Thanks @Vasil Michev

yes, I did know about AAD's support for passkeys and I also have watched the Ignite video of MS-guy Mayur https://www.youtube.com/watch?v=wTLB0Yh70_0 explaining passkey creation in MS-authenticator app.

But my question is, is it out now ?? Are you able to create passkey in your authenticator app on Android ? I could not create.

Answer 3

@testuser7

Yes, Android allow third party credentials providers from Android 14 version.

https://developers.google.com/identity/passkeys/supported-environments
Note: Starting from Android 14, users can opt to use third-party credential management apps to store their passkeys.

Once that is available, users can start storing the passkeys on the authenticator app to auth against AAD and using it.

Hope this helps.

Please let me know if any other questions

Regards

Nagappan V

Answer 4

Thanks @Nagappan Veerappan

Couple of quick points to validate around this flow. Do I have to register my android phone in all the tenants where I am creating passkey with the help of MS-authenticator app ? I do not think so but just confirming.

Secondly, as you said, starting from Android 14 users can opt to use third-party credential management apps to store their passkeys. So basically our MS-authenticator is just a credential-manager (similar to all 3rd party Bitwarden, Dashlane etc. who are doing passkey management)
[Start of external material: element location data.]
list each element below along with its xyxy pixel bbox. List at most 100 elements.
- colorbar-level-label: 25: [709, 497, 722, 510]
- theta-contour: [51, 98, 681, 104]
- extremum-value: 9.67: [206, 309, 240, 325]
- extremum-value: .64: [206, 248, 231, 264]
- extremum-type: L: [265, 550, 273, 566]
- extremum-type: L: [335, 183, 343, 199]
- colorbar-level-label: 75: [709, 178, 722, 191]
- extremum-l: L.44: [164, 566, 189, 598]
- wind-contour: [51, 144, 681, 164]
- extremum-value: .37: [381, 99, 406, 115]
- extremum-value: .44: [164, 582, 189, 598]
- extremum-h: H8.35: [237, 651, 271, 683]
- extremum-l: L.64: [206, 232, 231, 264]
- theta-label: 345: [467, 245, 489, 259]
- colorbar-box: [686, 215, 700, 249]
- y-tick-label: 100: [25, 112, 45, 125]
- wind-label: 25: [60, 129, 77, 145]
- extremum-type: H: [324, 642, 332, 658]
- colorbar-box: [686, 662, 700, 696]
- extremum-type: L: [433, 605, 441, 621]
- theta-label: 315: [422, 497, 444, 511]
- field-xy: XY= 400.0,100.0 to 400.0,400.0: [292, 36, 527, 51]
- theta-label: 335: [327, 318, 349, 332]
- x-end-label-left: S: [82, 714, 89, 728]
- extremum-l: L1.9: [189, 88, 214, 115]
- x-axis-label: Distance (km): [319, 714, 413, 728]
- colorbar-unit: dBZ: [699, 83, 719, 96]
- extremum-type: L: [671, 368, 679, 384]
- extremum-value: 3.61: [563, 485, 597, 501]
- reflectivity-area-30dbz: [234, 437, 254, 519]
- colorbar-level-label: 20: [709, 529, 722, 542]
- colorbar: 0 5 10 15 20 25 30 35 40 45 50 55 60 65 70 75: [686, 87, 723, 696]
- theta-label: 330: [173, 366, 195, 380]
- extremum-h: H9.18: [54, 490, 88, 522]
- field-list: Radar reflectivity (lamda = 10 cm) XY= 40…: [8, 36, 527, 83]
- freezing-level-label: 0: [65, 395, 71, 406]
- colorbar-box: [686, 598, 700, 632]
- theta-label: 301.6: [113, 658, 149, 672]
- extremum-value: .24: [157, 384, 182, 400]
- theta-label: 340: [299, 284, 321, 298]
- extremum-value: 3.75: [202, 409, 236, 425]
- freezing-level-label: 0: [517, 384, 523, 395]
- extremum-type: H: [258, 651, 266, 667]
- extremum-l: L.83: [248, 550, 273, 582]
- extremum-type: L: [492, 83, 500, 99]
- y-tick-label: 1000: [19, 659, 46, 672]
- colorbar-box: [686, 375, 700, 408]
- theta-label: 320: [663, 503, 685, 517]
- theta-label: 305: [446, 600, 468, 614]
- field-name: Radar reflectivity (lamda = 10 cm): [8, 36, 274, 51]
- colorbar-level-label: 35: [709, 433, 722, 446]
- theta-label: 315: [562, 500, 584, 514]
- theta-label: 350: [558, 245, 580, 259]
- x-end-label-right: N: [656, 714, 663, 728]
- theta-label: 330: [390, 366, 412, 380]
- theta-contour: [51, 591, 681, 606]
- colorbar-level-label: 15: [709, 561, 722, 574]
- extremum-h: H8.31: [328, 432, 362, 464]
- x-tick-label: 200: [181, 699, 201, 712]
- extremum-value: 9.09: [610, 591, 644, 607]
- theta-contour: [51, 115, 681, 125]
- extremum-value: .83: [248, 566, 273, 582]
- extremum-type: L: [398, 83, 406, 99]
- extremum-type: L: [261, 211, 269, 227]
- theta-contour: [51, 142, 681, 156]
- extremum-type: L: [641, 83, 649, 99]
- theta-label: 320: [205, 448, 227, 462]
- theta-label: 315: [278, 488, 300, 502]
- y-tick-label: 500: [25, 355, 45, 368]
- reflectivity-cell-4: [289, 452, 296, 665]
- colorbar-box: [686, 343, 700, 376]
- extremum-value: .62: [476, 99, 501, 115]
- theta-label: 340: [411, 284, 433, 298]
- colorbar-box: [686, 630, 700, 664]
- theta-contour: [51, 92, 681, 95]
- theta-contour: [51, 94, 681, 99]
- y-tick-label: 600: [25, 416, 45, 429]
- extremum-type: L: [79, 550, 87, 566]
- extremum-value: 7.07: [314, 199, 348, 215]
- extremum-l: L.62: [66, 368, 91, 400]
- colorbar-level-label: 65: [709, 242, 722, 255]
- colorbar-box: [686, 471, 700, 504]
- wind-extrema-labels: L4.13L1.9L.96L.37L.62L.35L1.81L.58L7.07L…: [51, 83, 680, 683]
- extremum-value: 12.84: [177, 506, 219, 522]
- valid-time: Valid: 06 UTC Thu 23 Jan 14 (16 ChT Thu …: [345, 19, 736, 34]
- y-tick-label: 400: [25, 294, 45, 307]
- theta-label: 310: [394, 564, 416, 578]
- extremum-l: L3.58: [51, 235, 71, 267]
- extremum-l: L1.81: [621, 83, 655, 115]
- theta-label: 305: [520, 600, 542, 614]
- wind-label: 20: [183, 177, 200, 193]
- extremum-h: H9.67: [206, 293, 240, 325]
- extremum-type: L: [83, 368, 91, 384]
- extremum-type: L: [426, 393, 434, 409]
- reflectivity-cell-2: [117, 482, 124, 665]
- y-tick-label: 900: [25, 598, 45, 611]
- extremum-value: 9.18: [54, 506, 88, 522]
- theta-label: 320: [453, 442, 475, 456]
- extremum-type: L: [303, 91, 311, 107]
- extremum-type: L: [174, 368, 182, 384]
So when I sign into MS-authenticator with eg., ******@mytenant.com, I will asked if I want to create a passkey for this account. That time, will I get chance to choose the 3rd party app where I want to sync the passkey ?? usually I chose to sync at google-password-manager but this time I must choose MS-authenticator. Am I right ??

Answer 5

Thanks @Nagappan Veerappan Couple of quick points to validate around this flow. Do I have to register my android phone in all the tenants where I am creating passkey with the help of MS-authenticator app ? I do not think so but just confirming.

Secondly, as you said, starting from Android 14 users can opt to use third-party credential management apps to store their passkeys. So basically our MS-authenticator is just a credential-manager (similar to all 3rd party Bitwarden, Dashlane etc. who are doing passkey management)

So when I sign into MS-authenticator with eg., ******@mytenant.com, I will asked if I want to create a passkey for this account. That time, will I get chance to choose the 3rd party app where I want to sync the passkey ?? usually I chose to sync at google-password-manager but this time I must choose MS-authenticator. Am I right ??